The KEGG database is a valuable resource in medical research and it is not free. Per KEGG’s licensing and access rules, downloaded KEGG resources generally must not be redistributed to non-subscribers; only authorized users should access them.

KEGG-related folders sometimes end up set to overly permissive permissions (e.g., 777) because users have limited familiarity with Linux permissions. This creates a compliance and risk issue.

Recommendation:

  • Keep KEGG data restricted to authorized users only (typically not world-readable).
  • If you are unsure whether your group is properly licensed or how access should be configured, treat KEGG data as restricted and consult a knowledgeable expert before sharing.

ARC file system

Most research data today is large, and while traditional file systems can still function, they clearly have limitations at scale. Many research institutions have already moved toward modern parallel file systems—such as Lustre or BeeGFS (developed by the Fraunhofer Society)—to better support data-intensive workloads. At UCalgary, however, ARC primarily relies on NFS (Network File System).

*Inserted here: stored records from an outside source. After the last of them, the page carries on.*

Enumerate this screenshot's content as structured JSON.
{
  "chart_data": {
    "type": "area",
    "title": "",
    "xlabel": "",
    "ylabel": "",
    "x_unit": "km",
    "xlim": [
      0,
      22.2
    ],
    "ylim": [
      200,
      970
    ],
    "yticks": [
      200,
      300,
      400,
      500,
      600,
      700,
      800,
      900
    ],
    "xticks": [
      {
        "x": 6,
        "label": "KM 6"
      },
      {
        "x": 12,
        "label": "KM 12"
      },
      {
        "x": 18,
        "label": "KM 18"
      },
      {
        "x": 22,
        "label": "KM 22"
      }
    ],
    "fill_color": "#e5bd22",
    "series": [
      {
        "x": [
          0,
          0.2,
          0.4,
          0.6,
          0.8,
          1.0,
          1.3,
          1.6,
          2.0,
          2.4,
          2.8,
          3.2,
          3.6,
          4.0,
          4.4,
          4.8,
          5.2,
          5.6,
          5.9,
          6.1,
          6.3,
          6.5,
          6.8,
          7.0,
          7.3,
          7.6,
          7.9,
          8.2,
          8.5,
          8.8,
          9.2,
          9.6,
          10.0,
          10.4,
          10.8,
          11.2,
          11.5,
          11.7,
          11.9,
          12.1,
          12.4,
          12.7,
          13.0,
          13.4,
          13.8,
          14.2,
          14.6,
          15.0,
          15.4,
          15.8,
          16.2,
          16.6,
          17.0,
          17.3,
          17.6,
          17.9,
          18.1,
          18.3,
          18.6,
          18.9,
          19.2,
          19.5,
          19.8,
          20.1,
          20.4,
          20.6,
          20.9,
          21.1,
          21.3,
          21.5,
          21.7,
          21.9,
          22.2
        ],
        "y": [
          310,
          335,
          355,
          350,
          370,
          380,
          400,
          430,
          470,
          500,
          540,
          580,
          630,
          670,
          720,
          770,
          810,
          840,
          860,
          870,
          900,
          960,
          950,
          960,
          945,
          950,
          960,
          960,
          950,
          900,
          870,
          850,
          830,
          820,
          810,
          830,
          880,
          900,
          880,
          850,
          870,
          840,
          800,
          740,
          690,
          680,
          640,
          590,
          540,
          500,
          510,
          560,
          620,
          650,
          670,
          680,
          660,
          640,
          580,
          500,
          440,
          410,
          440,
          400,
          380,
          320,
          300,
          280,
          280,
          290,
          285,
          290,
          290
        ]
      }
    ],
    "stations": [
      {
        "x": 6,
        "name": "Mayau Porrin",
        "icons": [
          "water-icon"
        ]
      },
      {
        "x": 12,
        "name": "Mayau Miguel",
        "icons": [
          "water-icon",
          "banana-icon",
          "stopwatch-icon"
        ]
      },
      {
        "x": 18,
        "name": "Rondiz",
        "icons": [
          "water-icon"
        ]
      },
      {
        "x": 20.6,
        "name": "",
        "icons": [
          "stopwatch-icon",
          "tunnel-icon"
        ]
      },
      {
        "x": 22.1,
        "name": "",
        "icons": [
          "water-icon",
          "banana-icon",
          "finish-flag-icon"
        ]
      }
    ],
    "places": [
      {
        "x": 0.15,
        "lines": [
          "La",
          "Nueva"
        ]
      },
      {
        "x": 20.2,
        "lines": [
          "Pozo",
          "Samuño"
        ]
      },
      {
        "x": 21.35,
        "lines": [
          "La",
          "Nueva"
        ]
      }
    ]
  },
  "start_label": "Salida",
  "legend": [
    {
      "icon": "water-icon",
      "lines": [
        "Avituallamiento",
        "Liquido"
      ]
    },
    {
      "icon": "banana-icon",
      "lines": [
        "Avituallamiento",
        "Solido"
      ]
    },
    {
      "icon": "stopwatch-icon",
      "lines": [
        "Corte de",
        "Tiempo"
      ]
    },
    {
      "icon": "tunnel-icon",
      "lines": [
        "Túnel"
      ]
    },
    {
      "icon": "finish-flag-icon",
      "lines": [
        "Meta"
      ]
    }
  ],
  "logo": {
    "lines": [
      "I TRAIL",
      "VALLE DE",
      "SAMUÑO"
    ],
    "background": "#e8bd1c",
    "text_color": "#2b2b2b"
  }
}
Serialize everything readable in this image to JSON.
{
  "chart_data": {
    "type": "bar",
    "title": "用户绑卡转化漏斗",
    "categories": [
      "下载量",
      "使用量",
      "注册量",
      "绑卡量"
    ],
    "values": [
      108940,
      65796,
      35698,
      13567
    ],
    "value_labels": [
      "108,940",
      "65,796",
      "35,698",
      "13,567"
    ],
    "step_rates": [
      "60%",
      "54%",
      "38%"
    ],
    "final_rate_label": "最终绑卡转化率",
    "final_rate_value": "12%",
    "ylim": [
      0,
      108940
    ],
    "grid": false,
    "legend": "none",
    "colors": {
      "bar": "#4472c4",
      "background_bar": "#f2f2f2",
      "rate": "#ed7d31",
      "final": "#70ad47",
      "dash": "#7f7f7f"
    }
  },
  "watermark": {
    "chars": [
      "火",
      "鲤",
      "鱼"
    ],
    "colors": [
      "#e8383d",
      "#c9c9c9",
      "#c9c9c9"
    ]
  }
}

Confirming the current ARC file system

You can verify the file system type directly on ARC using standard Linux commands. For example:

$ df -T /work
Filesystem       Type
netapp1:/ArcWork nfs

$ df -T /bulk
Filesystem        Type
bulknetapp1:/Bulk nfs

This output confirms that both /work and /bulk are mounted using NFS.

Limitations of NFS in shared HPC environments

The main limitation of NFS is that it does not scale well under heavy or concurrent use. When one user performs intensive I/O (for example, reading or writing large files), it can temporarily block or slow access for other users. In practice, this often results in:

  • Noticeable I/O “hangs” during peak usage
  • Reduced performance when working with large datasets
  • Bottlenecks when many users access the same storage simultaneously

Benefits of modern parallel file systems in research computing

Parallel file systems are designed specifically for HPC environments. They allow many users and compute nodes to read and write data at the same time without significantly interfering with one another, and they scale far more effectively as data size and user count increase.

Examples of modern file systems in practice:

  • Lustre was introduced in the early 2000s and is widely used in large-scale HPC environments. It has been deployed at NASA, Oak Ridge National Laboratory, and many systems on the TOP500 supercomputer list.
  • BeeGFS (by the Fraunhofer Society in Germany) is also widely adopted in academic and research institutions, particularly in Europe, due to its flexibility and strong performance for parallel workloads.

Beyond performance, these modern file systems also offer stronger data-integrity features and are better suited for structured backup and redundancy strategies. Given that ARC does not currently provide comprehensive backups, moving toward a modern file system would be a meaningful long-term investment in data safety and research reliability.

Each advanced file system has its own strengths and trade-offs, and choosing between them requires careful technical and operational consideration. That decision is beyond the scope of this discussion. However, the more fundamental point is that moving away from a purely NFS-based model would significantly improve the research computing environment overall.

ARC outage scheduling

ARC outages at UCalgary are often scheduled on weekdays during daytime hours, which tends to maximize disruption for users.

Daytime

In many commercial environments, this would be considered unacceptable (e.g., not being able to access Outlook during work hours). Even in academia, the typical practice is to schedule maintenance to minimize interruption for end users (for example, evenings, nights, or weekends when feasible). This scheduling culture feels somewhat unique here and has a real impact on productivity.